Learn how to calm your pet during a storm, why dogs fear thunder and how dogs use their senses to predict a coming storm.


A volunteer holding a dog

Pet Safety Tips During a Storm

1. How to Calm a Dog During a Storm:

  • Stay with your dog. If your dog fears thunderstorms, being alone worsens anxiety. If you’re unavailable, arrange a trusted friend or neighbor to stay with them.
  • Remain calm. Your emotions affect your dog. Speak soothingly and maintain relaxed body language.
  • Offer distractions. Distract your dog with toys, games, treats, calming music, or TV.
  • Provide a safe space. Dogs often feel secure in enclosed areas. Use a crate or a closed-off bathroom/closet.
  • Counter noise. If storms are loud, use fans, white noise machines, or low-volume thunderstorm sound recordings.
  • Use calming remedies. Options like Thundershirts, calming collars, pheromone diffusers, and vet-prescribed medications can help.
  • Practice desensitization. Gradually expose your dog to storm sounds, rewarding calm behavior.
  • Seek professional help. Consult a certified animal behaviorist for severe cases.

2. Why Dogs Fear Thunder:

  • Loud noises. Dogs’ superior hearing amplifies thunder’s impact.
  • Unfamiliar sounds. Thunder’s rarity confuses and frightens dogs.
  • Air pressure changes. Storm-related air pressure shifts unsettle dogs.
  • Lightning. Dogs associate lightning with loud noises and fear being struck.
  • Past experiences. Negative past encounters with thunder amplify fear.

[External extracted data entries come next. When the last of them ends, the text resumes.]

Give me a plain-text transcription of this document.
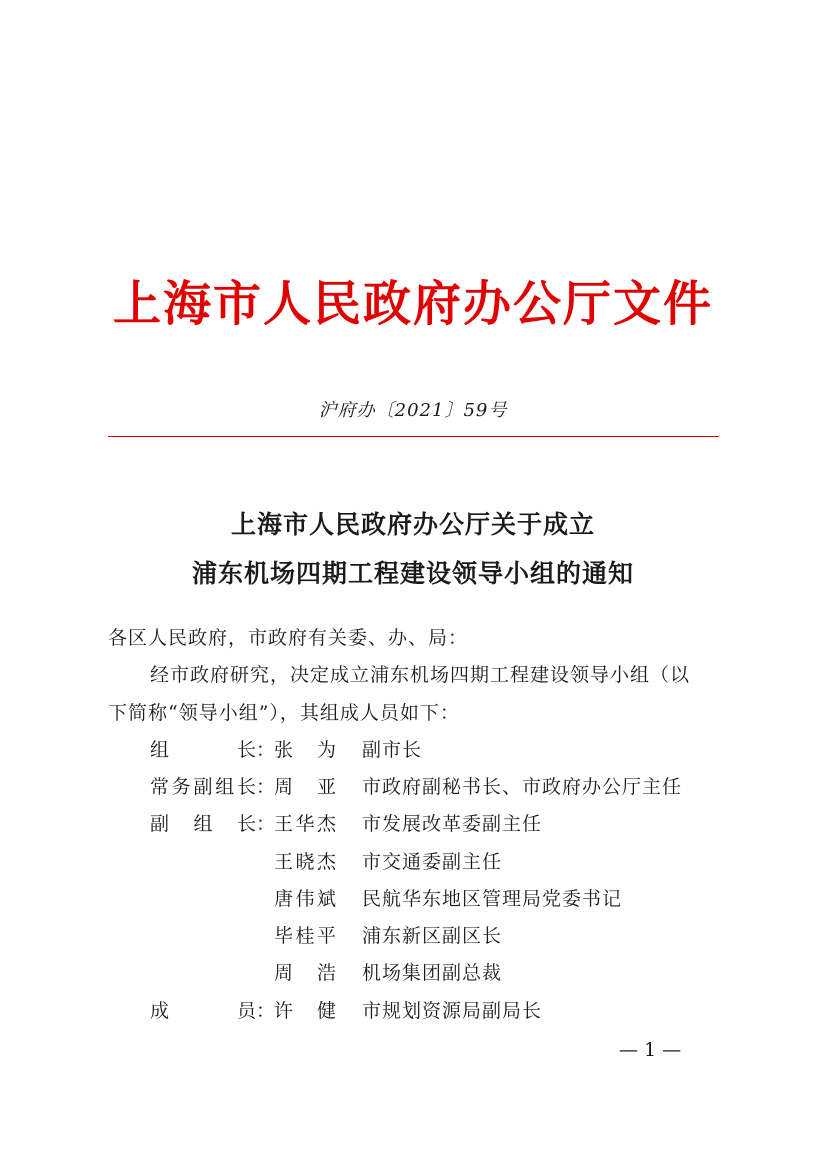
上海市人民政府办公厅文件
沪府办〔2021〕59号
上海市人民政府办公厅关于成立
浦东机场四期工程建设领导小组的通知
各区人民政府，市政府有关委、办、局：
经市政府研究，决定成立浦东机场四期工程建设领导小组（以
下简称“领导小组”），其组成人员如下：
组长 ：
张为 副市长
常务副组长 ：
周亚 市政府副秘书长、市政府办公厅主任
副组长 ：
王华杰 市发展改革委副主任
王晓杰 市交通委副主任
唐伟斌 民航华东地区管理局党委书记
毕桂平 浦东新区副区长
周浩 机场集团副总裁
成员 ：
许健 市规划资源局副局长
— 1 —
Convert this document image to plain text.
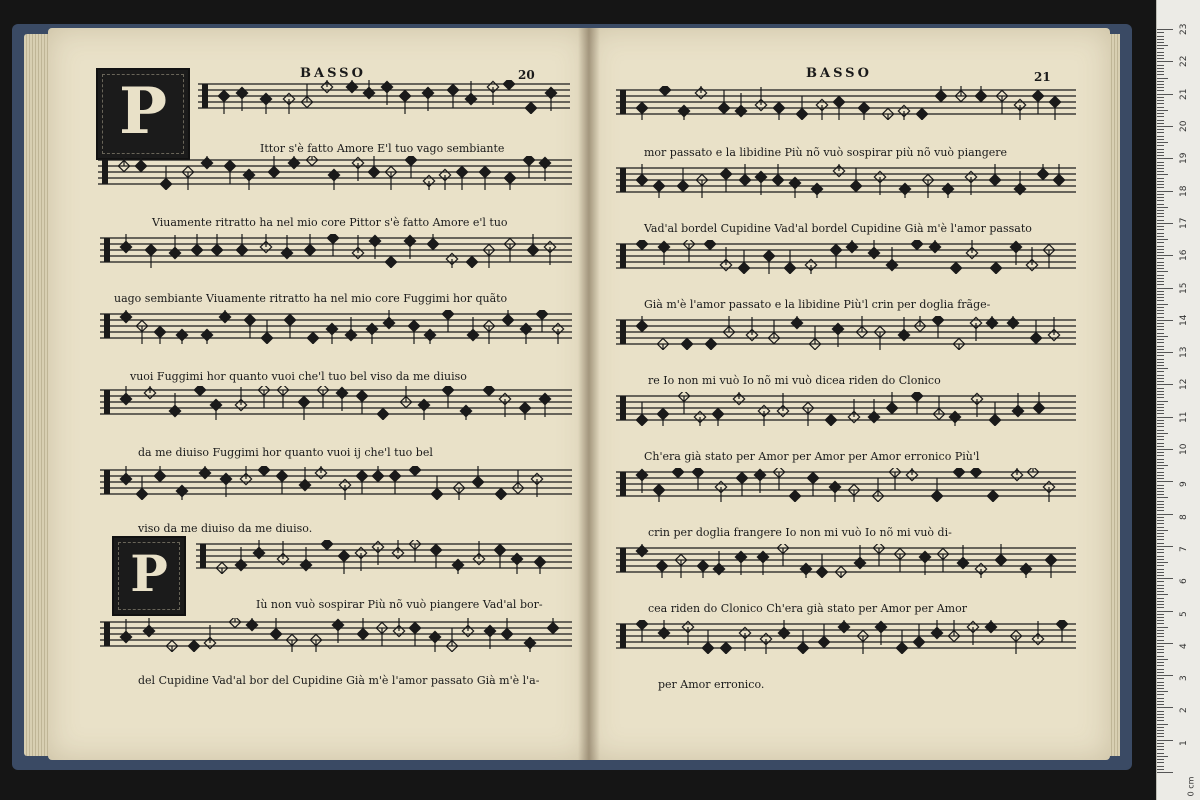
BASSO	20
P	Ittor s'è fatto Amore E'l tuo vago sembiante
Viuamente ritratto ha nel mio core Pittor s'è fatto Amore e'l tuo
uago sembiante Viuamente ritratto ha nel mio core Fuggimi hor quãto
vuoi Fuggimi hor quanto vuoi che'l tuo bel viso da me diuiso
da me diuiso Fuggimi hor quanto vuoi ij che'l tuo bel
viso da me diuiso da me diuiso.
P
Iù non vuò sospirar Più nõ vuò piangere Vad'al bor-
del Cupidine Vad'al bor del Cupidine Già m'è l'amor passato Già m'è l'a-
BASSO	21
mor passato e la libidine Più nõ vuò sospirar più nõ vuò piangere
Vad'al bordel Cupidine Vad'al bordel Cupidine Già m'è l'amor passato
Già m'è l'amor passato e la libidine Più'l crin per doglia frãge-
re Io non mi vuò Io nõ mi vuò dicea riden do Clonico
Ch'era già stato per Amor per Amor per Amor erronico Più'l
crin per doglia frangere Io non mi vuò Io nõ mi vuò di-
cea riden do Clonico Ch'era già stato per Amor per Amor
per Amor erronico.
0 cm
1
2
3
4
5
6
7
8
9
10
11
12
13
14
15
16
17
18
19
20
21
22
23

3. Senses Helping Dogs Detect Storms:

  • Hearing: Dogs hear distant thunder, which startles them.
  • Smell: Dogs detect pre-storm air changes through heightened smell.
  • Barometric pressure: Dogs sense shifts preceding storms.
  • Static electricity: Dogs feel uncomfortable storm-induced static electricity.

Experts suggest dogs might intuitively sense storms, but no evidence supports this.

Signs of Storm Anxiety in Dogs:

  • Pacing, whining.
  • Seeking safe spots, hiding.
  • Shaking, panting.
  • Vomiting, diarrhea.
  • Excessive barking, whining.

Remember, each dog is unique. Patience, understanding, and support are key in helping dogs cope with thunderstorm anxiety.